Ceci est le résultat de l’article 104 du traité de Maastricht (aujourd’hui inséré dans l’article 123 du traité de Lisbonne) qui impose aux États de l’UE de faire entièrement financer leur dette publique par les banques privées. C’est la porte ouverte à la possibilité d’entreprendre des guerres financières.

Alors que les deux pays occidentaux les plus endettés sont les USA et la Grande-Bretagne, l’attaque sur la Grèce puis d’autres pays de la zone euro (Portugal, Irlande, Espagne, Italie, puis même la France et l’Allemagne) a permis par contrecoup aux USA et à la Grande-Bretagne de continuer à faire financer leur dette plus aisément sur les marchés internationaux, a dit Myret Zaki.
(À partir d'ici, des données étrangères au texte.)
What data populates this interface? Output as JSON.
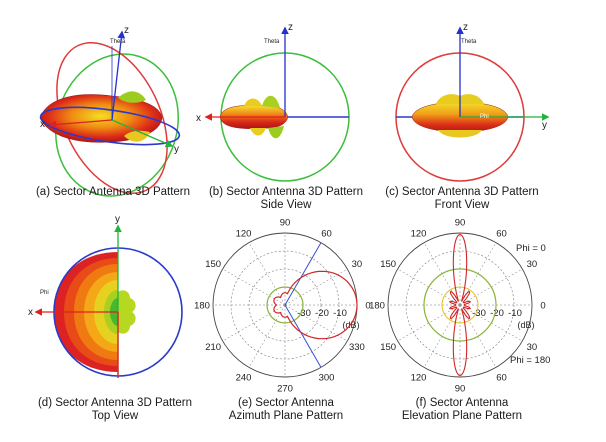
{
  "panels": [
    {
      "id": "a",
      "caption_line1": "(a) Sector Antenna 3D Pattern",
      "caption_line2": ""
    },
    {
      "id": "b",
      "caption_line1": "(b) Sector Antenna 3D Pattern",
      "caption_line2": "Side View"
    },
    {
      "id": "c",
      "caption_line1": "(c) Sector Antenna 3D Pattern",
      "caption_line2": "Front View"
    },
    {
      "id": "d",
      "caption_line1": "(d) Sector Antenna 3D Pattern",
      "caption_line2": "Top View"
    },
    {
      "id": "e",
      "caption_line1": "(e) Sector Antenna",
      "caption_line2": "Azimuth Plane Pattern"
    },
    {
      "id": "f",
      "caption_line1": "(f) Sector Antenna",
      "caption_line2": "Elevation Plane Pattern"
    }
  ],
  "axis_labels": {
    "x": "x",
    "y": "y",
    "z": "z",
    "theta": "Theta",
    "phi": "Phi"
  },
  "azimuth_plot": {
    "angle_labels": [
      "0",
      "30",
      "60",
      "90",
      "120",
      "150",
      "180",
      "210",
      "240",
      "270",
      "300",
      "330"
    ],
    "radial_labels": [
      "-30",
      "-20",
      "-10"
    ],
    "unit": "(dB)"
  },
  "elevation_plot": {
    "angle_labels": [
      "90",
      "60",
      "30",
      "0",
      "30",
      "60",
      "90",
      "120",
      "150",
      "180",
      "150",
      "120"
    ],
    "radial_labels": [
      "-30",
      "-20",
      "-10"
    ],
    "unit": "(dB)",
    "legend": [
      "Phi = 0",
      "Phi = 180"
    ]
  },
  "colors": {
    "axis_red": "#e02020",
    "axis_green": "#22b33a",
    "axis_blue": "#2233cc",
    "ring_red": "#e03a3a",
    "ring_green": "#3cbf3c",
    "ring_blue": "#2a3acc",
    "pattern_red": "#d81e1e",
    "pattern_orange": "#f07a10",
    "pattern_yellow": "#e8d020",
    "pattern_green": "#7ec820",
    "polar_pattern": "#d32626",
    "polar_ring_green": "#8ab43a",
    "polar_grid": "#777777"
  }
}
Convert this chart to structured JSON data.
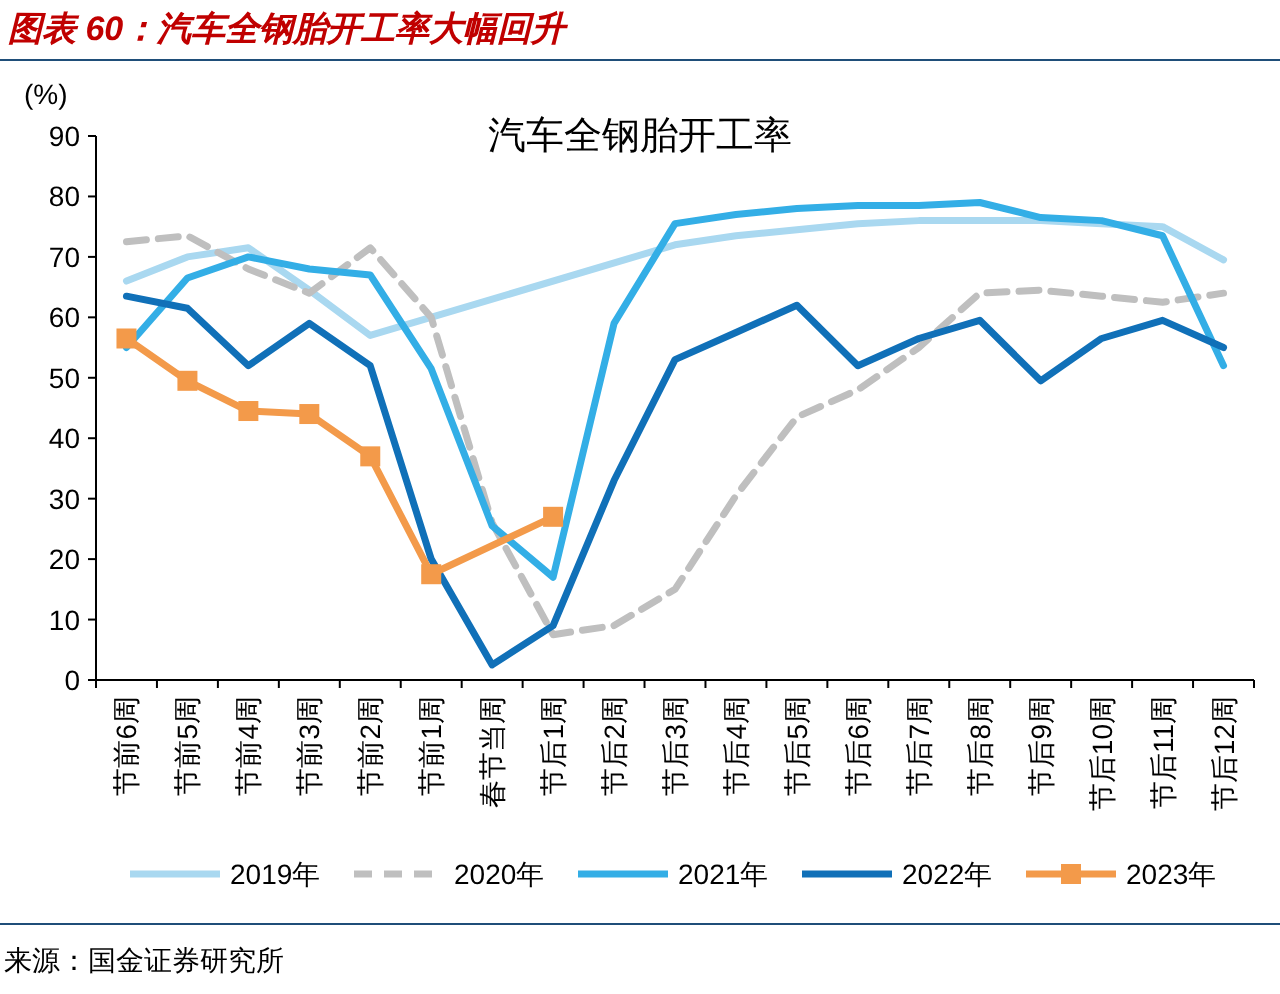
{
  "chart_data": {
    "type": "line",
    "title": "图表 60：汽车全钢胎开工率大幅回升",
    "subtitle": "汽车全钢胎开工率",
    "ylabel": "(%)",
    "categories": [
      "节前6周",
      "节前5周",
      "节前4周",
      "节前3周",
      "节前2周",
      "节前1周",
      "春节当周",
      "节后1周",
      "节后2周",
      "节后3周",
      "节后4周",
      "节后5周",
      "节后6周",
      "节后7周",
      "节后8周",
      "节后9周",
      "节后10周",
      "节后11周",
      "节后12周"
    ],
    "series": [
      {
        "name": "2019年",
        "color": "#a9d8f0",
        "line_style": "solid",
        "marker": "none",
        "values": [
          66,
          70,
          71.5,
          64.5,
          57,
          null,
          null,
          null,
          null,
          72,
          73.5,
          74.5,
          75.5,
          76,
          76,
          76,
          75.5,
          75,
          69.5
        ]
      },
      {
        "name": "2020年",
        "color": "#bfbfbf",
        "line_style": "dashed",
        "marker": "none",
        "values": [
          72.5,
          73.5,
          68,
          64,
          71.5,
          60,
          26,
          7.5,
          9,
          15,
          30.5,
          43.5,
          48,
          55,
          64,
          64.5,
          63.5,
          62.5,
          64
        ]
      },
      {
        "name": "2021年",
        "color": "#33aee6",
        "line_style": "solid",
        "marker": "none",
        "values": [
          55,
          66.5,
          70,
          68,
          67,
          51.5,
          25.5,
          17,
          59,
          75.5,
          77,
          78,
          78.5,
          78.5,
          79,
          76.5,
          76,
          73.5,
          52
        ]
      },
      {
        "name": "2022年",
        "color": "#1070b8",
        "line_style": "solid",
        "marker": "none",
        "values": [
          63.5,
          61.5,
          52,
          59,
          52,
          20,
          2.5,
          9,
          33,
          53,
          57.5,
          62,
          52,
          56.5,
          59.5,
          49.5,
          56.5,
          59.5,
          55
        ]
      },
      {
        "name": "2023年",
        "color": "#f39a4a",
        "line_style": "solid",
        "marker": "square",
        "values": [
          56.5,
          49.5,
          44.5,
          44,
          37,
          17.5,
          null,
          27,
          null,
          null,
          null,
          null,
          null,
          null,
          null,
          null,
          null,
          null,
          null
        ]
      }
    ],
    "ylim": [
      0,
      90
    ],
    "yticks": [
      0,
      10,
      20,
      30,
      40,
      50,
      60,
      70,
      80,
      90
    ],
    "grid": false,
    "legend": "bottom",
    "annotations": [
      "来源：国金证券研究所"
    ]
  }
}
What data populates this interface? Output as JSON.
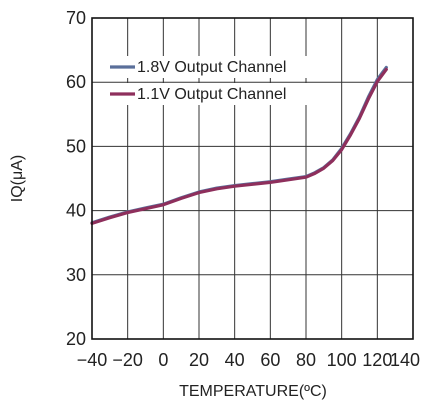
{
  "chart_data": {
    "type": "line",
    "title": "",
    "xlabel": "TEMPERATURE(ºC)",
    "ylabel": "IQ(μA)",
    "xlim": [
      -40,
      140
    ],
    "ylim": [
      20,
      70
    ],
    "x_ticks": [
      -40,
      -20,
      0,
      20,
      40,
      60,
      80,
      100,
      120,
      140
    ],
    "y_ticks": [
      20,
      30,
      40,
      50,
      60,
      70
    ],
    "grid": true,
    "legend_position": "top-left",
    "series": [
      {
        "name": "1.8V Output Channel",
        "color": "#5a6f9a",
        "x": [
          -40,
          -30,
          -20,
          -10,
          0,
          10,
          20,
          30,
          40,
          50,
          60,
          70,
          80,
          85,
          90,
          95,
          100,
          105,
          110,
          115,
          120,
          125
        ],
        "y": [
          38.1,
          39.0,
          39.8,
          40.4,
          41.0,
          42.0,
          42.9,
          43.5,
          43.9,
          44.2,
          44.5,
          44.9,
          45.3,
          45.9,
          46.7,
          47.9,
          49.7,
          52.0,
          54.6,
          57.7,
          60.4,
          62.3
        ]
      },
      {
        "name": "1.1V Output Channel",
        "color": "#8e2f5c",
        "x": [
          -40,
          -30,
          -20,
          -10,
          0,
          10,
          20,
          30,
          40,
          50,
          60,
          70,
          80,
          85,
          90,
          95,
          100,
          105,
          110,
          115,
          120,
          125
        ],
        "y": [
          38.0,
          38.9,
          39.7,
          40.3,
          40.9,
          41.9,
          42.8,
          43.4,
          43.8,
          44.1,
          44.4,
          44.8,
          45.2,
          45.8,
          46.6,
          47.8,
          49.5,
          51.8,
          54.4,
          57.4,
          60.1,
          62.0
        ]
      }
    ]
  }
}
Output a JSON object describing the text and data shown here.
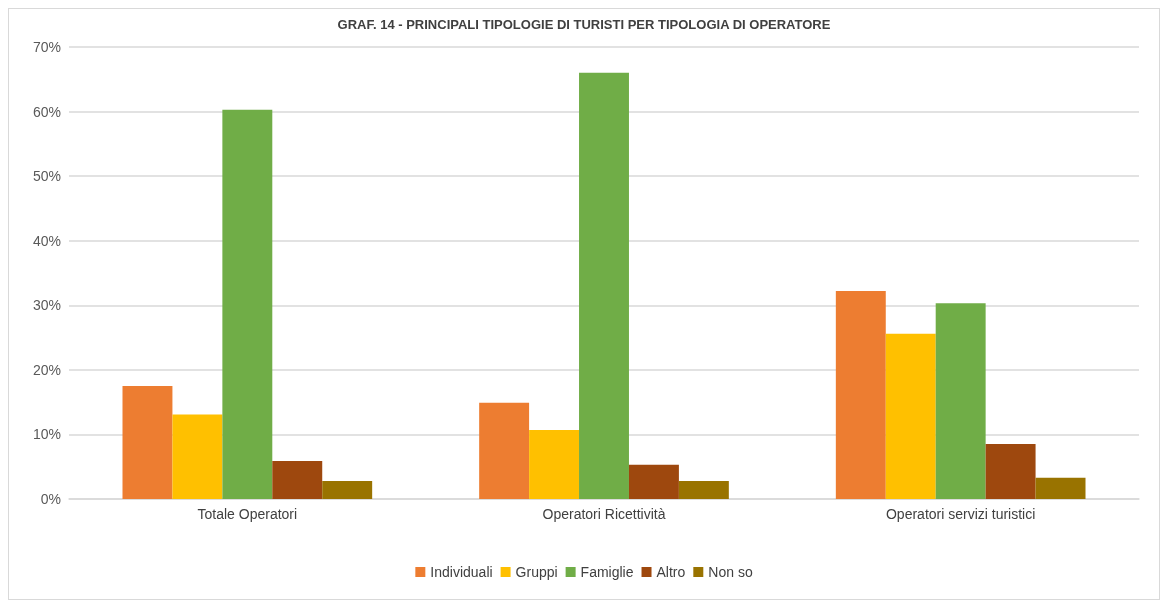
{
  "chart_data": {
    "type": "bar",
    "title": "GRAF. 14 - PRINCIPALI TIPOLOGIE DI TURISTI PER TIPOLOGIA DI OPERATORE",
    "categories": [
      "Totale Operatori",
      "Operatori Ricettività",
      "Operatori servizi turistici"
    ],
    "series": [
      {
        "name": "Individuali",
        "color": "#ed7d31",
        "values": [
          17.5,
          14.9,
          32.2
        ]
      },
      {
        "name": "Gruppi",
        "color": "#ffc000",
        "values": [
          13.1,
          10.7,
          25.6
        ]
      },
      {
        "name": "Famiglie",
        "color": "#70ad47",
        "values": [
          60.3,
          66.0,
          30.3
        ]
      },
      {
        "name": "Altro",
        "color": "#9e480e",
        "values": [
          5.9,
          5.3,
          8.5
        ]
      },
      {
        "name": "Non so",
        "color": "#997300",
        "values": [
          2.8,
          2.8,
          3.3
        ]
      }
    ],
    "ylim": [
      0,
      70
    ],
    "yticks": [
      {
        "value": 0,
        "label": "0%"
      },
      {
        "value": 10,
        "label": "10%"
      },
      {
        "value": 20,
        "label": "20%"
      },
      {
        "value": 30,
        "label": "30%"
      },
      {
        "value": 40,
        "label": "40%"
      },
      {
        "value": 50,
        "label": "50%"
      },
      {
        "value": 60,
        "label": "60%"
      },
      {
        "value": 70,
        "label": "70%"
      }
    ],
    "grid": "y",
    "legend": "bottom"
  }
}
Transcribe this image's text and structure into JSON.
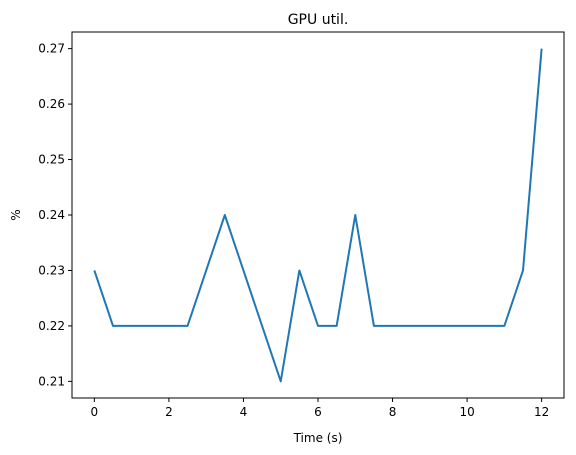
{
  "chart_data": {
    "type": "line",
    "title": "GPU util.",
    "xlabel": "Time (s)",
    "ylabel": "%",
    "xlim": [
      -0.6,
      12.6
    ],
    "ylim": [
      0.207,
      0.273
    ],
    "xticks": [
      0,
      2,
      4,
      6,
      8,
      10,
      12
    ],
    "xtick_labels": [
      "0",
      "2",
      "4",
      "6",
      "8",
      "10",
      "12"
    ],
    "yticks": [
      0.21,
      0.22,
      0.23,
      0.24,
      0.25,
      0.26,
      0.27
    ],
    "ytick_labels": [
      "0.21",
      "0.22",
      "0.23",
      "0.24",
      "0.25",
      "0.26",
      "0.27"
    ],
    "grid": false,
    "series": [
      {
        "color": "#1f77b4",
        "x": [
          0,
          0.5,
          1,
          1.5,
          2,
          2.5,
          3,
          3.5,
          4,
          4.5,
          5,
          5.5,
          6,
          6.5,
          7,
          7.5,
          8,
          8.5,
          9,
          9.5,
          10,
          10.5,
          11,
          11.5,
          12
        ],
        "y": [
          0.23,
          0.22,
          0.22,
          0.22,
          0.22,
          0.22,
          0.23,
          0.24,
          0.23,
          0.22,
          0.21,
          0.23,
          0.22,
          0.22,
          0.24,
          0.22,
          0.22,
          0.22,
          0.22,
          0.22,
          0.22,
          0.22,
          0.22,
          0.23,
          0.27
        ]
      }
    ]
  }
}
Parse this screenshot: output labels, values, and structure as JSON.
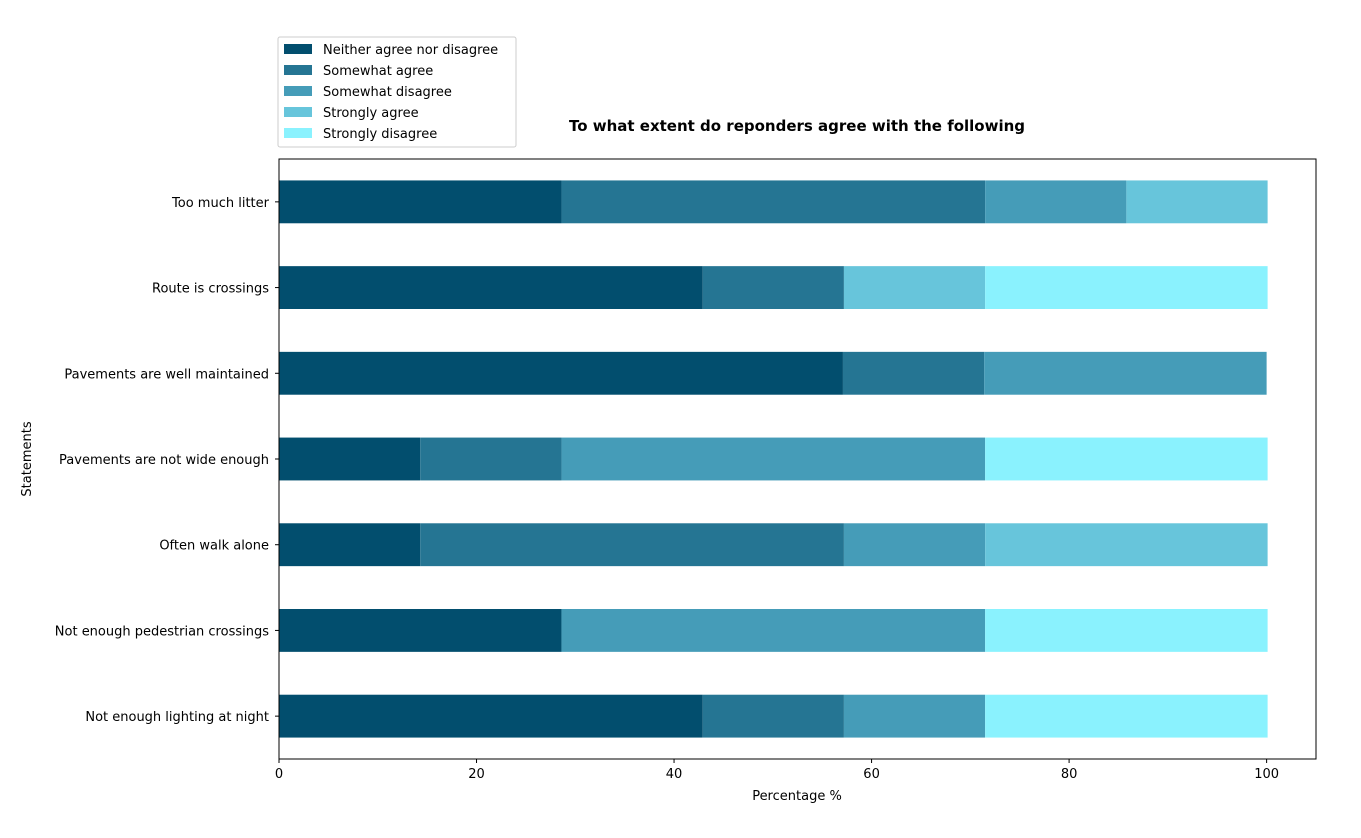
{
  "chart_data": {
    "type": "bar",
    "orientation": "horizontal",
    "stacked": true,
    "title": "To what extent do reponders agree with the following",
    "xlabel": "Percentage %",
    "ylabel": "Statements",
    "xlim": [
      0,
      105
    ],
    "xticks": [
      0,
      20,
      40,
      60,
      80,
      100
    ],
    "grid": false,
    "legend_position": "top-left, above plot",
    "categories": [
      "Not enough lighting at night",
      "Not enough pedestrian crossings",
      "Often walk alone",
      "Pavements are not wide enough",
      "Pavements are well maintained",
      "Route is crossings",
      "Too much litter"
    ],
    "series": [
      {
        "name": "Neither agree nor disagree",
        "color": "#024e6e",
        "values": [
          42.9,
          28.6,
          14.3,
          14.3,
          57.1,
          42.9,
          28.6
        ]
      },
      {
        "name": "Somewhat agree",
        "color": "#257593",
        "values": [
          14.3,
          0.0,
          42.9,
          14.3,
          14.3,
          14.3,
          42.9
        ]
      },
      {
        "name": "Somewhat disagree",
        "color": "#459cb8",
        "values": [
          14.3,
          42.9,
          14.3,
          42.9,
          28.6,
          0.0,
          14.3
        ]
      },
      {
        "name": "Strongly agree",
        "color": "#67c5db",
        "values": [
          0.0,
          0.0,
          28.6,
          0.0,
          0.0,
          14.3,
          14.3
        ]
      },
      {
        "name": "Strongly disagree",
        "color": "#8af2fe",
        "values": [
          28.6,
          28.6,
          0.0,
          28.6,
          0.0,
          28.6,
          0.0
        ]
      }
    ]
  }
}
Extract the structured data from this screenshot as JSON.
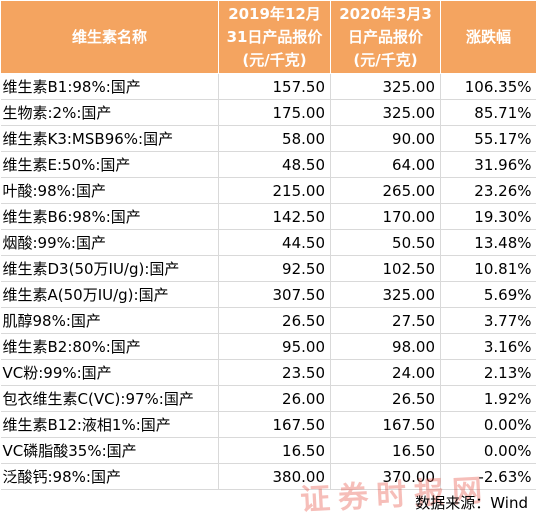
{
  "header": {
    "col1": "维生素名称",
    "col2_line1": "2019年12月",
    "col2_line2": "31日产品报价",
    "col2_line3": "(元/千克)",
    "col3_line1": "2020年3月3",
    "col3_line2": "日产品报价",
    "col3_line3": "(元/千克)",
    "col4": "涨跌幅"
  },
  "rows": [
    {
      "name": "维生素B1:98%:国产",
      "p2019": "157.50",
      "p2020": "325.00",
      "change": "106.35%"
    },
    {
      "name": "生物素:2%:国产",
      "p2019": "175.00",
      "p2020": "325.00",
      "change": "85.71%"
    },
    {
      "name": "维生素K3:MSB96%:国产",
      "p2019": "58.00",
      "p2020": "90.00",
      "change": "55.17%"
    },
    {
      "name": "维生素E:50%:国产",
      "p2019": "48.50",
      "p2020": "64.00",
      "change": "31.96%"
    },
    {
      "name": "叶酸:98%:国产",
      "p2019": "215.00",
      "p2020": "265.00",
      "change": "23.26%"
    },
    {
      "name": "维生素B6:98%:国产",
      "p2019": "142.50",
      "p2020": "170.00",
      "change": "19.30%"
    },
    {
      "name": "烟酸:99%:国产",
      "p2019": "44.50",
      "p2020": "50.50",
      "change": "13.48%"
    },
    {
      "name": "维生素D3(50万IU/g):国产",
      "p2019": "92.50",
      "p2020": "102.50",
      "change": "10.81%"
    },
    {
      "name": "维生素A(50万IU/g):国产",
      "p2019": "307.50",
      "p2020": "325.00",
      "change": "5.69%"
    },
    {
      "name": "肌醇98%:国产",
      "p2019": "26.50",
      "p2020": "27.50",
      "change": "3.77%"
    },
    {
      "name": "维生素B2:80%:国产",
      "p2019": "95.00",
      "p2020": "98.00",
      "change": "3.16%"
    },
    {
      "name": "VC粉:99%:国产",
      "p2019": "23.50",
      "p2020": "24.00",
      "change": "2.13%"
    },
    {
      "name": "包衣维生素C(VC):97%:国产",
      "p2019": "26.00",
      "p2020": "26.50",
      "change": "1.92%"
    },
    {
      "name": "维生素B12:液相1%:国产",
      "p2019": "167.50",
      "p2020": "167.50",
      "change": "0.00%"
    },
    {
      "name": "VC磷脂酸35%:国产",
      "p2019": "16.50",
      "p2020": "16.50",
      "change": "0.00%"
    },
    {
      "name": "泛酸钙:98%:国产",
      "p2019": "380.00",
      "p2020": "370.00",
      "change": "-2.63%"
    }
  ],
  "source": "数据来源：Wind",
  "watermark": "证券时报网",
  "colors": {
    "header_bg": "#f4a460",
    "watermark": "#e8483a"
  }
}
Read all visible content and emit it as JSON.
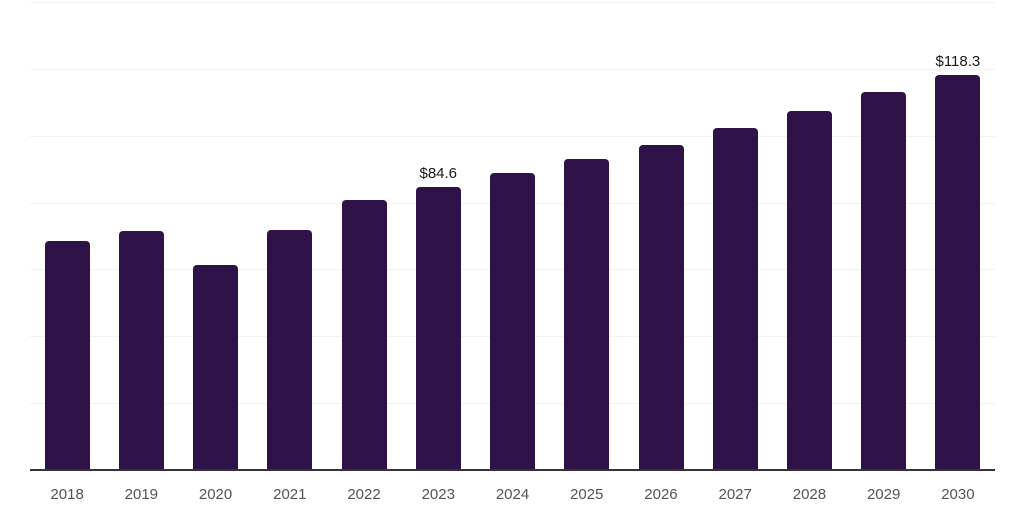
{
  "chart_data": {
    "type": "bar",
    "title": "",
    "xlabel": "",
    "ylabel": "",
    "categories": [
      "2018",
      "2019",
      "2020",
      "2021",
      "2022",
      "2023",
      "2024",
      "2025",
      "2026",
      "2027",
      "2028",
      "2029",
      "2030"
    ],
    "values": [
      68.4,
      71.4,
      61.2,
      71.7,
      80.9,
      84.6,
      88.8,
      93.0,
      97.2,
      102.2,
      107.3,
      113.0,
      118.3
    ],
    "value_labels": {
      "2023": "$84.6",
      "2030": "$118.3"
    },
    "ylim": [
      0,
      140
    ],
    "grid_step": 20,
    "grid": true,
    "legend_position": "none",
    "colors": {
      "bar": "#2f1247",
      "axis": "#37313f",
      "gridline": "#f2f1f3",
      "tick_label": "#55525a",
      "value_label": "#18181a",
      "background": "#ffffff"
    }
  }
}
Elle précise (décembre 2011) qu’alors que, par exemple, la situation de la dette italienne est bien meilleure que celle des États-Unis (déficit budgétaire moitié moindre), ces derniers parviennent à se faire financer leur dette à 2 % alors que l’Italie ne parvient à faire financer la sienne qu’à un taux de 7 %. Ceci parce que les investisseurs qui ne sont pas aux manettes de la haute finance internationale se font mener par le bout du nez en suivant les manipulations de masse (de l’inquiétude à la panique) orchestrées par les grands médias aux mains de l’oligarchie financière (tels que le Financial Times).

La crise de 2008 ce sont les spéculateurs de l’oligarchie financière qui, par des opérations purement financières, siphonnent – moyennant les plans d’austérité - la monnaie représentant la contrepartie de l’activité de populations entières pour la transférer dans leurs poches.

 

(*) Étienne Chouard est un enseignant, professeur d’économie-gestion, de droit fiscal et d’informatique en lycée et BTS. Il s’est fait connaître en 2005 comme défenseur du « non » au référendum sur la constitution européenne, après avoir montré du doigt et dénoncé l’article 104 du traité de Maastricht de 1992 (voir dans le texte).